Aboubakar Soumahoro, il deputato indipendente eletto con l'alleanza Sinistra-Verdi si è affrettato a prendere le distanze dall'inchiesta della procura di Latina sulle società di sua suocera, Marie Therese Mukamitsindo, la coop Karibu e il consorzio Aid, accusati di non aver pagato i dipendenti da un anno e più. Soumahoro ha minacciato querele, ribadendo di non essere «né indagato né coinvolto in nessuna indagine». Non ha però commentato i fatti, né negato che l'indagine esista. Lo ha confermato la stessa procura di Latina, spiegando, «in ordine all'attività irregolare di cooperative incaricate di assicurare servizi di accoglienza, e servizi connessi, per i richiedenti asilo», di aver delegato gli accertamenti di «eventuali profili di rilievo penale», alla Gdf. Già al lavoro su due diversi filoni per truffa e distruzione e occultamento di materiale contabile, dopo che gli investigatori hanno trovato carte e documenti buttati in un cassonetto dalle parti di una delle sedi delle società.

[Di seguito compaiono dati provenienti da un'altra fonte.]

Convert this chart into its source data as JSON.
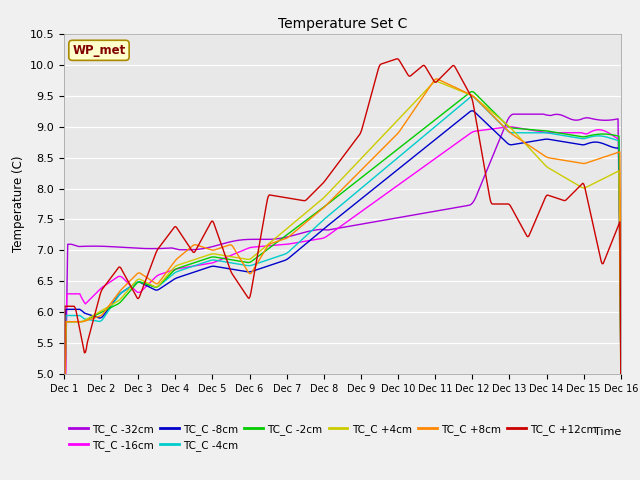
{
  "title": "Temperature Set C",
  "xlabel": "Time",
  "ylabel": "Temperature (C)",
  "ylim": [
    5.0,
    10.5
  ],
  "xtick_labels": [
    "Dec 1",
    "Dec 2",
    "Dec 3",
    "Dec 4",
    "Dec 5",
    "Dec 6",
    "Dec 7",
    "Dec 8",
    "Dec 9",
    "Dec 10",
    "Dec 11",
    "Dec 12",
    "Dec 13",
    "Dec 14",
    "Dec 15",
    "Dec 16"
  ],
  "yticks": [
    5.0,
    5.5,
    6.0,
    6.5,
    7.0,
    7.5,
    8.0,
    8.5,
    9.0,
    9.5,
    10.0,
    10.5
  ],
  "fig_bg": "#f0f0f0",
  "ax_bg": "#e8e8e8",
  "grid_color": "#ffffff",
  "series": [
    {
      "label": "TC_C -32cm",
      "color": "#aa00dd"
    },
    {
      "label": "TC_C -16cm",
      "color": "#ff00ff"
    },
    {
      "label": "TC_C -8cm",
      "color": "#0000cc"
    },
    {
      "label": "TC_C -4cm",
      "color": "#00cccc"
    },
    {
      "label": "TC_C -2cm",
      "color": "#00cc00"
    },
    {
      "label": "TC_C +4cm",
      "color": "#cccc00"
    },
    {
      "label": "TC_C +8cm",
      "color": "#ff8800"
    },
    {
      "label": "TC_C +12cm",
      "color": "#cc0000"
    }
  ],
  "wp_met_box_color": "#ffffcc",
  "wp_met_text_color": "#800000",
  "wp_met_edge_color": "#aa8800"
}
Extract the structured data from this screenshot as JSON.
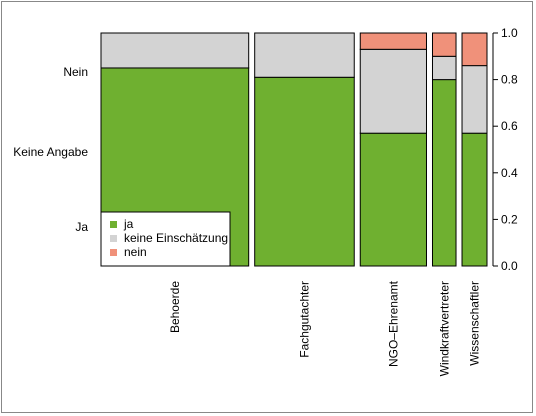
{
  "chart_data": {
    "type": "bar",
    "stacked": true,
    "variable_width": true,
    "categories": [
      "Behoerde",
      "Fachgutachter",
      "NGO–Ehrenamt",
      "Windkraftvertreter",
      "Wissenschaftler"
    ],
    "category_share": [
      0.408,
      0.275,
      0.183,
      0.065,
      0.069
    ],
    "series": [
      {
        "name": "ja",
        "color": "#6fb030",
        "values": [
          0.85,
          0.81,
          0.57,
          0.8,
          0.57
        ]
      },
      {
        "name": "keine Einschätzung",
        "color": "#d3d3d3",
        "values": [
          0.15,
          0.19,
          0.36,
          0.1,
          0.29
        ]
      },
      {
        "name": "nein",
        "color": "#f0917a",
        "values": [
          0.0,
          0.0,
          0.07,
          0.1,
          0.14
        ]
      }
    ],
    "left_axis_labels": [
      "Ja",
      "Keine Angabe",
      "Nein"
    ],
    "yticks": [
      "0.0",
      "0.2",
      "0.4",
      "0.6",
      "0.8",
      "1.0"
    ],
    "ylim": [
      0,
      1
    ],
    "legend_position": "bottom-left",
    "legend": [
      "ja",
      "keine Einschätzung",
      "nein"
    ]
  }
}
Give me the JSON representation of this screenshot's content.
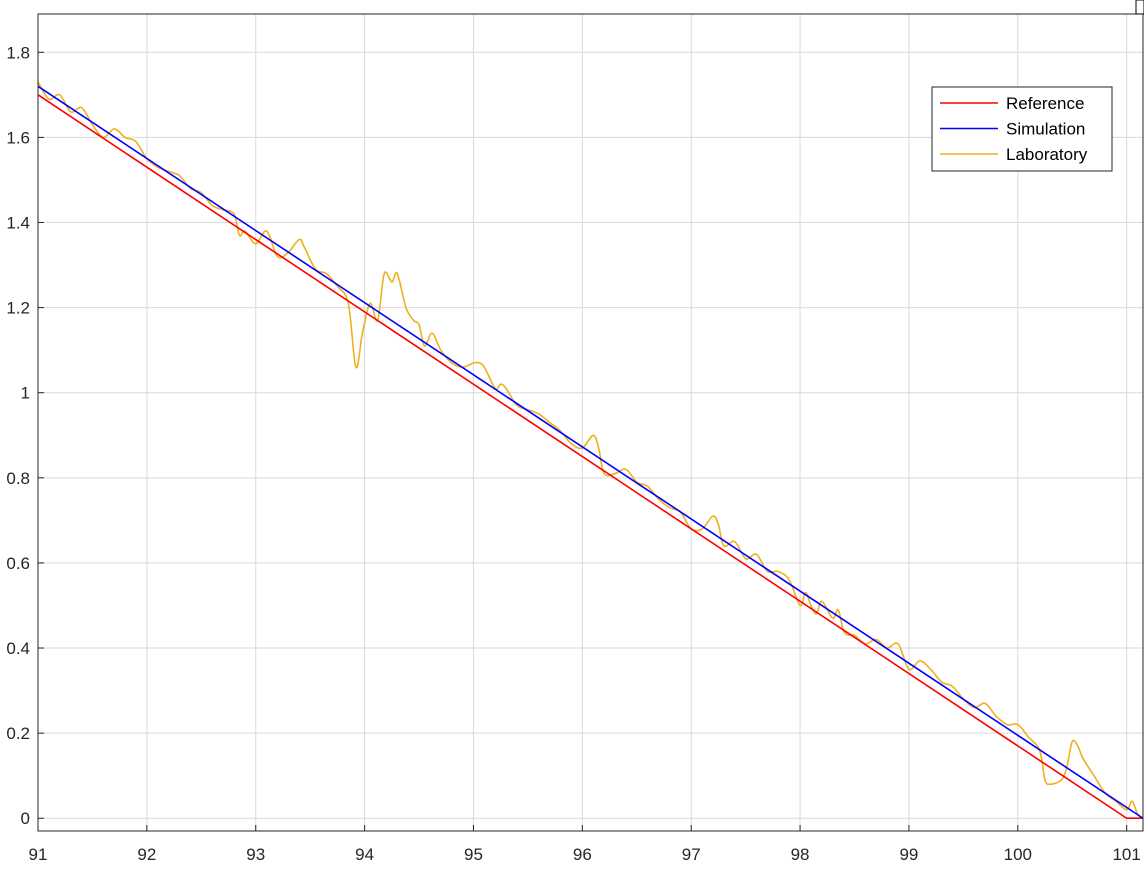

Soumahoro, oltre a chiamarsi fuori, non ha parlato dell'inchiesta, non ha parlato di sua suocera e nemmeno di sua moglie, Liliane Murekatete, che della coop dovrebbe essere ancora socia e che, sul proprio profilo Linkedin, risulterebbe addirittura presidente della Cooperativa Sociale Karibu. L'affaire pontino riguarda mancati pagamenti (alcuni risalirebbero a ben oltre l'anno: da 12 a 22 mesi) degli emolumenti che le società avrebbero dovuto versare a 26 dipendenti, ai quali le coop avrebbero chiesto fatture false. I dipendenti si sono licenziati per giusta causa la scorsa estate. Ora, tramite il sindacato, stanno cercando di ottenere il dovuto. Karibu e Aid, al 7 novembre scorso, sarebbero debitori di circa 400mila euro nei confronti dei lavoratori. E complessivamente a circa 400mila euro. L'altra brutta storia, riguarda la gestione dell'accoglienza dei minori, che sarebbero stati ospitati in case senza acqua né luce. Anche qui, pare, perché la coop era in ritardo con le bollette.
L'indagine sarebbe partita però già un anno fa. Di certo le cose, per la coop, non vanno bene già da un po': la sua pagina Facebook non è aggiornata da oltre due anni e mezzo. Eppure nel 2018 Therese Mukamitsindo era stata premiata da Laura Boldrini come imprenditrice straniera dell'anno, e la coop Karibu andava alla grande, passando in due anni da 50 a 150 dipendenti. Si fa vedere in quel periodo anche la moglie di Soumahoro, Liliane, che tra l'altro promosse nel 2017 il lancio di «K mare», una linea di costumi e pareo realizzati dai rifugiati ospiti delle loro strutture. L'iniziativa venne presa di mira come «business di finta solidarietà» da Casapound, che attribuiva alla coop, al dicembre 2017, 11 milioni di euro di ricavi. La donna, che alterna abiti tradizionali a selfie con vestiti e accessori griffati, replicò rivendicando anche la sua passione per le firme del lusso: «Non prendo soldi da questa coop, ma ho avuto una vita precedente nella quale ho lavorato e mi sono potuta permettere abiti firmati. Siccome sono una donna di colore, non li posso indossare? Mi si accusa di averli comprati con i soldi della cooperativa? Non è così, vengano a vedere gli scontrini».
Ma l'ascesa è finita. Già a maggio 2019 il giornalista pontino Emanuele Coletti raccontava, su Latina Tu, come dopo il boom «inizia la parabola discendente e il Ddl sicurezza sembra accelerare questo corso».
Gli stipendi cominciano a tardare, i dipendenti calano, un decreto ingiuntivo pignora 139mila euro di crediti vantati dalla coop nei confronti di Viminale e Regione. La crisi, nera, non ha però fermato le attività della società. Forse perché, stando alle denunce, avrebbe smesso di pagare molti dei suoi lavoratori.